Details
-
Bug
-
Resolution: Fixed
-
Critical
-
Lustre 2.12.1
-
None
-
configuration with router, MDS_FS_MKFS_OPTS="-O large_xattr", sanity-dom/sanityn
-
3
-
9223372036854775807
Description
During sanity-dom testing the next issue was appeared:
[ 1644.726837] LNetError: 3137:0:(lib-move.c:4143:lnet_parse()) 192.168.8.1@tcp, src 192.168.8.1@tcp: bad PUT payload 1051832 (1048576 max expected)
I've added a bit debug to take vmcores from a sender.

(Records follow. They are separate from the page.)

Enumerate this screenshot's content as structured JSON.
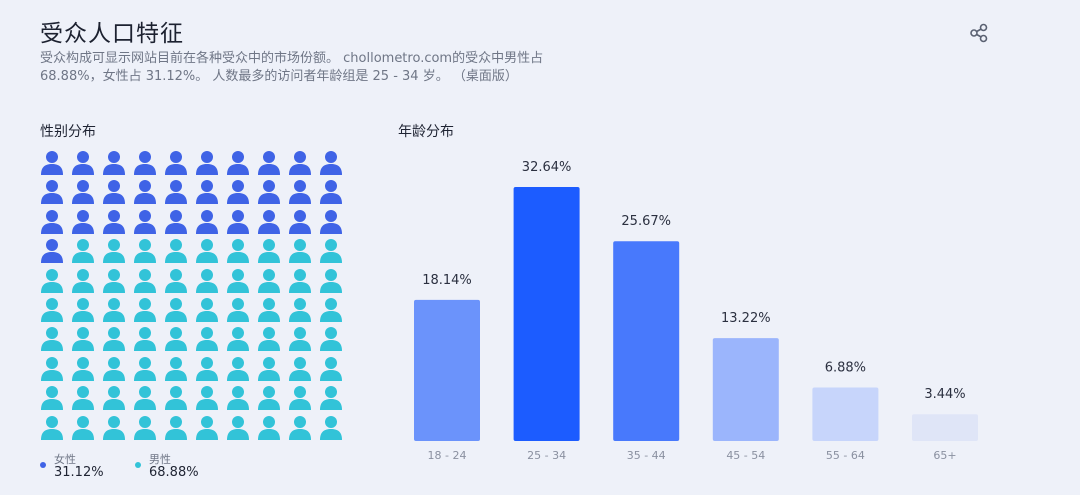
{
  "header": {
    "title": "受众人口特征",
    "description_line1": "受众构成可显示网站目前在各种受众中的市场份额。 chollometro.com的受众中男性占",
    "description_line2": "68.88%，女性占 31.12%。 人数最多的访问者年龄组是 25 - 34 岁。 （桌面版）"
  },
  "share_icon": "share-icon",
  "gender": {
    "title": "性别分布",
    "icon": "person-icon",
    "total_icons": 100,
    "female_icons": 31,
    "female": {
      "label": "女性",
      "value": "31.12%",
      "color": "#3f63e6"
    },
    "male": {
      "label": "男性",
      "value": "68.88%",
      "color": "#32c3d8"
    }
  },
  "age": {
    "title": "年龄分布"
  },
  "chart_data": {
    "type": "bar",
    "title": "年龄分布",
    "categories": [
      "18 - 24",
      "25 - 34",
      "35 - 44",
      "45 - 54",
      "55 - 64",
      "65+"
    ],
    "values": [
      18.14,
      32.64,
      25.67,
      13.22,
      6.88,
      3.44
    ],
    "value_labels": [
      "18.14%",
      "32.64%",
      "25.67%",
      "13.22%",
      "6.88%",
      "3.44%"
    ],
    "colors": [
      "#6b93fb",
      "#1c5cff",
      "#4879fc",
      "#9bb5fc",
      "#c7d5fb",
      "#dfe5f7"
    ],
    "ylim": [
      0,
      35
    ],
    "grid": false,
    "legend": "none"
  }
}
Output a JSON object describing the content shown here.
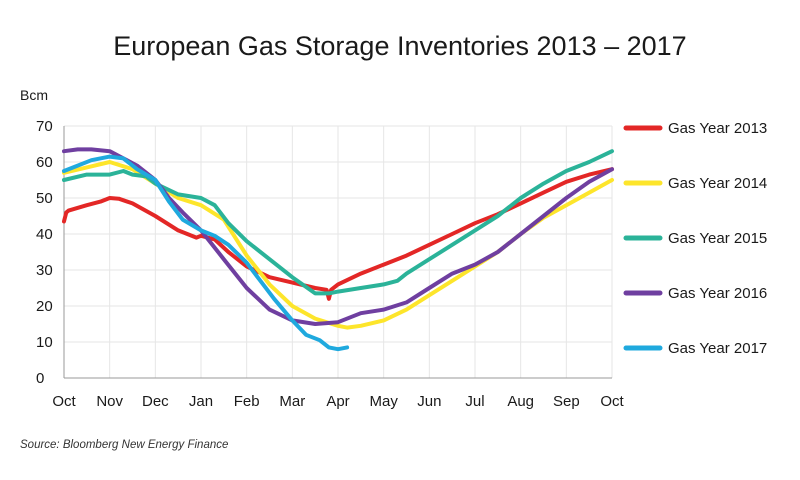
{
  "chart_data": {
    "type": "line",
    "title": "European Gas Storage Inventories 2013 – 2017",
    "ylabel": "Bcm",
    "source": "Source: Bloomberg New Energy Finance",
    "ylim": [
      0,
      70
    ],
    "yticks": [
      0,
      10,
      20,
      30,
      40,
      50,
      60,
      70
    ],
    "x_months": [
      "Oct",
      "Nov",
      "Dec",
      "Jan",
      "Feb",
      "Mar",
      "Apr",
      "May",
      "Jun",
      "Jul",
      "Aug",
      "Sep",
      "Oct"
    ],
    "x_unit": "months since 1 Oct",
    "grid": true,
    "legend_position": "right",
    "series": [
      {
        "name": "Gas Year 2013",
        "color": "#e32726",
        "x": [
          0,
          0.05,
          0.1,
          0.5,
          0.8,
          1.0,
          1.2,
          1.5,
          2.0,
          2.5,
          2.9,
          3.0,
          3.3,
          3.6,
          4.0,
          4.5,
          5.0,
          5.5,
          5.75,
          5.8,
          5.85,
          6.0,
          6.5,
          7.0,
          7.5,
          8.0,
          8.5,
          9.0,
          9.5,
          10.0,
          10.5,
          11.0,
          11.5,
          12.0
        ],
        "y": [
          43.5,
          46,
          46.5,
          48,
          49,
          50,
          49.8,
          48.5,
          45,
          41,
          39,
          39.5,
          38.5,
          35,
          31,
          28,
          26.5,
          25,
          24.5,
          22,
          24.5,
          26,
          29,
          31.5,
          34,
          37,
          40,
          43,
          45.5,
          48.5,
          51.5,
          54.5,
          56.5,
          58
        ]
      },
      {
        "name": "Gas Year 2014",
        "color": "#fde52b",
        "x": [
          0,
          0.5,
          1.0,
          1.5,
          2.0,
          2.5,
          3.0,
          3.5,
          4.0,
          4.5,
          5.0,
          5.5,
          6.0,
          6.2,
          6.5,
          7.0,
          7.5,
          8.0,
          8.5,
          9.0,
          9.5,
          10.0,
          10.5,
          11.0,
          11.5,
          12.0
        ],
        "y": [
          57,
          58.5,
          60,
          58,
          54,
          50,
          48,
          44,
          34,
          26,
          20,
          16.5,
          14.5,
          14,
          14.5,
          16,
          19,
          23,
          27,
          31,
          35,
          40,
          44.5,
          48,
          51.5,
          55
        ]
      },
      {
        "name": "Gas Year 2015",
        "color": "#2bb399",
        "x": [
          0,
          0.5,
          1.0,
          1.3,
          1.5,
          1.8,
          2.0,
          2.5,
          3.0,
          3.3,
          3.6,
          4.0,
          4.5,
          5.0,
          5.5,
          5.8,
          6.0,
          6.5,
          7.0,
          7.3,
          7.5,
          8.0,
          8.5,
          9.0,
          9.5,
          10.0,
          10.5,
          11.0,
          11.5,
          12.0
        ],
        "y": [
          55,
          56.5,
          56.5,
          57.5,
          56.5,
          56,
          54,
          51,
          50,
          48,
          43,
          38,
          33,
          28,
          23.5,
          23.5,
          24,
          25,
          26,
          27,
          29,
          33,
          37,
          41,
          45,
          50,
          54,
          57.5,
          60,
          63
        ]
      },
      {
        "name": "Gas Year 2016",
        "color": "#6f3fa0",
        "x": [
          0,
          0.3,
          0.6,
          1.0,
          1.3,
          1.6,
          2.0,
          2.3,
          2.6,
          3.0,
          3.5,
          4.0,
          4.5,
          5.0,
          5.5,
          6.0,
          6.5,
          7.0,
          7.5,
          8.0,
          8.5,
          9.0,
          9.5,
          10.0,
          10.5,
          11.0,
          11.5,
          12.0
        ],
        "y": [
          63,
          63.5,
          63.5,
          63,
          61,
          59,
          55,
          50,
          46,
          41,
          33,
          25,
          19,
          16,
          15,
          15.5,
          18,
          19,
          21,
          25,
          29,
          31.5,
          35,
          40,
          45,
          50,
          54.5,
          58
        ]
      },
      {
        "name": "Gas Year 2017",
        "color": "#1fa9de",
        "x": [
          0,
          0.3,
          0.6,
          1.0,
          1.3,
          1.6,
          2.0,
          2.3,
          2.6,
          3.0,
          3.3,
          3.6,
          4.0,
          4.3,
          4.6,
          5.0,
          5.3,
          5.6,
          5.8,
          6.0,
          6.2
        ],
        "y": [
          57.5,
          59,
          60.5,
          61.5,
          61,
          58,
          55,
          49,
          44,
          41,
          39.5,
          37,
          32,
          27,
          22,
          16,
          12,
          10.5,
          8.5,
          8,
          8.5
        ]
      }
    ]
  }
}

Here is analyze from crash
md = {
start = 0xffff880098200100,
length = 1051832,
threshold = 0,
max_size = -1742733056,
options = 0,
user_ptr = 0xffff880098200000,
eq_handle = {
cookie = 23
},
bulk_handle = {
cookie = 0
}
},
msg_niov = 1,
msg_iov = 0xffff88009995aba0,
msg_kiov = 0x0,
ffff880135be9800
rc_fmt = 0xffffffffc095d080 <RQF_LDLM_INTENT_OPEN>,
static const struct req_msg_field *ldlm_intent_open_server[] = {
&RMF_PTLRPC_BODY,
&RMF_DLM_REP,
&RMF_MDT_BODY,
&RMF_MDT_MD,
&RMF_ACL,
&RMF_CAPA1,
&RMF_CAPA2,
&RMF_NIOBUF_INLINE,
};
rc_area = {{4294967295, 4294967295, 4294967295, 4294967295, 4294967295, 4294967295, 4294967295, 4294967295, 4294967295, 4294967295}, {184, 112, 216, 2432, 260, 0, 0, 1048592, 4294967295, 4294967295}}
}
crash> p 184+112+216+2432+260+1048592
$15 = 1051796
The DOM size during open was 1Mb, the total length of lnet request was 1051796, and it doesn't fit at LNET_MTU limit. So the router shows error.
This brings us to problem when we cannot handle 1Mb stripe size DOM at LNET layer. I think it is a problem for PFL when a first stripe located at MDS, probably.
The workaround for sanity-dom testing is to decrease DOM_SIZE at sanity-dom.sh
Also MDS should limit this size to prevent such misbehavior.
I've assigned this to Mikhail, I'm not sure.